My dad would always warn me to be careful when falling in love;
I fall too quickly for my own good.
So on the days leading up to the moment you arrived,
I made sure I steadied my footing,
readying myself for the moment I would.
I could tell I was going to.
I wanted to be prepared.
But as I stood in that airport, my knees were already trembling.
It seemed as though the moment I saw you coming down that escalator,
I lost my footing.
All of a sudden everything around me had disappeared.
All at once, I was falling.
I wondered if skydiving rivaled that thrill, and the fear.
My heart never stopped pounding.
When we got back to the car,
I kept staring at you as though you'd vanish.
My mouth grew dry with dread.
I worried I would wake any moment and all of this would have been nothing but a dream.
But I didn't, and you remained.
We stepped into my room and everything blurred.
I heard nothing but the air rushing by me as I fell harder each moment.
I turned to you, begging for clarity, and was met with a kiss.
For a moment, I could see again.
I warned you I was petrified.
You held me.
I saw the pieces of me I had lost when falling in the past come hurtling towards me as I fell.
When I woke up to you, your chestnut irises were still closed,
yet your breathing stabilized my rugged heart rate.
I was completely unaware of where the ground was,
or how hard I'd hit it,
but I savored the sight as though it were still all just a dream.
Each and every moment with you,
I feared the outcome.
I prepared myself with every aching hour for the impact.
My breathing was so unsteady, I felt on the verge of collapsing.
I closed my eyes. I couldn't let myself see what was coming.
As we sat on my bed, and you held me in your arms,
you begged me to open up.
You insisted I open my eyes,
and I fought tears as our breathing synchronized.
I could see the ground now.
The panic clawed its way out of my heart, up my throat,
and I felt my body shake as the words finally spilled out.
I braced myself.
I winced, expecting the pain.
I had anticipated every bit of me to shatter.

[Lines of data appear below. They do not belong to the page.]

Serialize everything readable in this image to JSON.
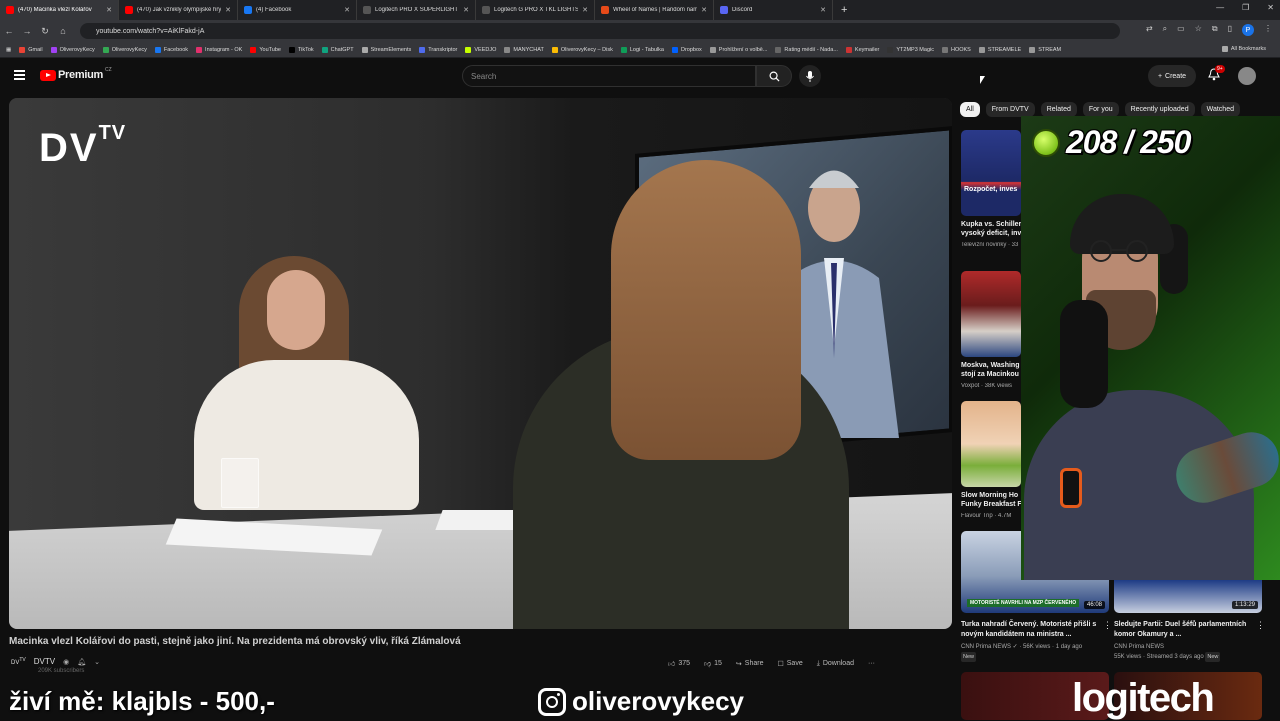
{
  "browser": {
    "tabs": [
      {
        "title": "(470) Macinka vlezl Kolářov",
        "fav": "#ff0000",
        "active": true
      },
      {
        "title": "(470) Jak vznikly olympijské hry",
        "fav": "#ff0000",
        "active": false
      },
      {
        "title": "(4) Facebook",
        "fav": "#1877f2",
        "active": false
      },
      {
        "title": "Logitech PRO X SUPERLIGHT 2",
        "fav": "#555555",
        "active": false
      },
      {
        "title": "Logitech G PRO X TKL LIGHTSP",
        "fav": "#555555",
        "active": false
      },
      {
        "title": "Wheel of Names | Random nam",
        "fav": "#e64a19",
        "active": false
      },
      {
        "title": "Discord",
        "fav": "#5865f2",
        "active": false
      }
    ],
    "url": "youtube.com/watch?v=AiKlFakd-jA",
    "profile_initial": "P",
    "bookmarks": [
      {
        "label": "Gmail",
        "color": "#ea4335"
      },
      {
        "label": "OliverovyKecy",
        "color": "#a142f4"
      },
      {
        "label": "OliverovyKecy",
        "color": "#34a853"
      },
      {
        "label": "Facebook",
        "color": "#1877f2"
      },
      {
        "label": "Instagram - OK",
        "color": "#e1306c"
      },
      {
        "label": "YouTube",
        "color": "#ff0000"
      },
      {
        "label": "TikTok",
        "color": "#000000"
      },
      {
        "label": "ChatGPT",
        "color": "#10a37f"
      },
      {
        "label": "StreamElements",
        "color": "#aaaaaa"
      },
      {
        "label": "Transkriptor",
        "color": "#4f6bed"
      },
      {
        "label": "VEEDJO",
        "color": "#c6ff00"
      },
      {
        "label": "MANYCHAT",
        "color": "#888888"
      },
      {
        "label": "OliverovyKecy – Disk",
        "color": "#fbbc04"
      },
      {
        "label": "Logi - Tabulka",
        "color": "#0f9d58"
      },
      {
        "label": "Dropbox",
        "color": "#0061ff"
      },
      {
        "label": "Prohlížení o volbě...",
        "color": "#999999"
      },
      {
        "label": "Rating médií - Nada...",
        "color": "#666666"
      },
      {
        "label": "Keymailer",
        "color": "#cc3333"
      },
      {
        "label": "YT2MP3 Magic",
        "color": "#333333"
      },
      {
        "label": "HOOKS",
        "color": "#777777"
      },
      {
        "label": "STREAMELE",
        "color": "#999999"
      },
      {
        "label": "STREAM",
        "color": "#999999"
      }
    ],
    "all_bookmarks": "All Bookmarks"
  },
  "youtube": {
    "logo": "Premium",
    "logo_region": "CZ",
    "search_placeholder": "Search",
    "create_label": "Create",
    "notif_count": "9+",
    "video_title": "Macinka vlezl Kolářovi do pasti, stejně jako jiní. Na prezidenta má obrovský vliv, říká Zlámalová",
    "channel": "DVTV",
    "subscribers": "209K subscribers",
    "likes": "375",
    "dislikes": "15",
    "share": "Share",
    "save": "Save",
    "download": "Download",
    "player_logo": "DV",
    "player_logo_sup": "TV",
    "chips": [
      "All",
      "From DVTV",
      "Related",
      "For you",
      "Recently uploaded",
      "Watched"
    ],
    "sidebar": [
      {
        "title": "Kupka vs. Schiller",
        "line2": "vysoký deficit, inv",
        "meta": "Televizní novinky · 33",
        "thumb_text": "Rozpočet, inves"
      },
      {
        "title": "Moskva, Washing",
        "line2": "stojí za Macinkou",
        "meta": "Voxpot · 38K views"
      },
      {
        "title": "Slow Morning Ho",
        "line2": "Funky Breakfast F",
        "meta": "Flavour Trip · 4.7M"
      }
    ],
    "bottom_videos": [
      {
        "title": "Turka nahradí Červený. Motoristé přišli s novým kandidátem na ministra ...",
        "channel": "CNN Prima NEWS",
        "meta": "56K views · 1 day ago",
        "badge": "New",
        "duration": "46:08",
        "caption": "MOTORISTÉ NAVRHLI NA MZP ČERVENÉHO"
      },
      {
        "title": "Sledujte Partii: Duel šéfů parlamentních komor Okamury a ...",
        "channel": "CNN Prima NEWS",
        "meta": "55K views · Streamed 3 days ago",
        "badge": "New",
        "duration": "1:13:29"
      }
    ]
  },
  "stream": {
    "counter": "208 / 250",
    "overlay_left": "živí mě: klajbls - 500,-",
    "instagram": "oliverovykecy",
    "sponsor": "logitech"
  }
}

I was ready for there to be nothing left of me to break.
But I didn't break.
I could tell the world around me was still again,
but I wasn't on the ground.
I was not broken.
I was pieced back together, carefully.
You kissed me, breathing into me the life I thought I'd given up.
I finally opened my eyes, and as my vision focused,
there sat every piece of me I thought I had thrown away for each and every heartbreak before.
The parts of me that I had lost so long ago, that I assumed nobody would miss or remember,
sat upright, polished, and presented like precious gems.
The feeling in my body returned,
and I turned to those perfect orbs in disbelief--
you caught me.
You never let me go.
It was then that I realized that all the while I had readied myself to fall,
I had already spent my life preparing my heart for you.
So when my dad reminds me to be careful this time, I'll let him know:
I was, but I never needed to be.
You were right here all along,
waiting to catch me.
oh my ******* god, i love you.
a month from right now i'll be in your arms again.